Moving goalposts

Funders are great… they enable some fantastic work to take place.  But there seems to have been a trend in recent years of key funders changing their criteria, their focus or their approach.  We appreciate that with austerity and with decreasing incomes for many that this is necessary and that it is good practice for funders to review what they do.  We also appreciate that funders who are clear about what they want to fund and really understand the difference they want to make, make it much easier for potential applicants.

However, the scale of change is leaving many organisations struggling to maintain crucial projects.  Projects that a funder would have supported last year are no longer fitting their criteria.  Some trusts are no longer accepting unsolicited applications, others are getting more specialist in a bid to make a more focused difference.  But there aren’t new funders springing up to fill the gaps… and there is increasing need.

Other funders are changing their approach – for example, having spent years promoting ‘outcomes funding’, now being more interested in evidence of learning and ‘understanding of your place within complex systems’.

Small organisations do not have the capacity to keep up with these kinds of changes – knowledge of new processes, approaches or priorities takes a long time to filter through the sector, particularly to the smaller, local organisations.  It is often only when an organisation is looking at funding for a new project or continuation funding for an existing project that it is noticed that things have changed.  And (particularly in the case of continuation funding), that is often too late.
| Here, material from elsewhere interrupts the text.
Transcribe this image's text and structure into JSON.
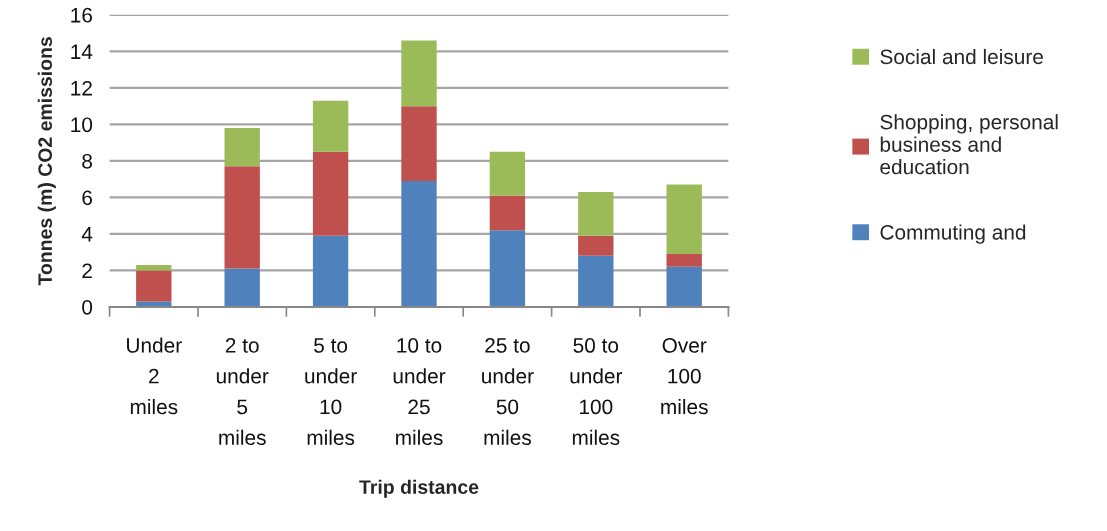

I’m not sure quite what the solution is – but funders definitely need to make sure that they have long lead times for changes and are supportive of organisations approaching them using language or priorities from older funding processes. And maybe funders could continue to

have an open or flexible funding “pot”  that runs alongside their more focussed programmes and priorities. That will help groups which don’t “fit” new priorities and it should help funders too – most I suspect want to have some flexibility to support interesting and important projects outside their normal criteria.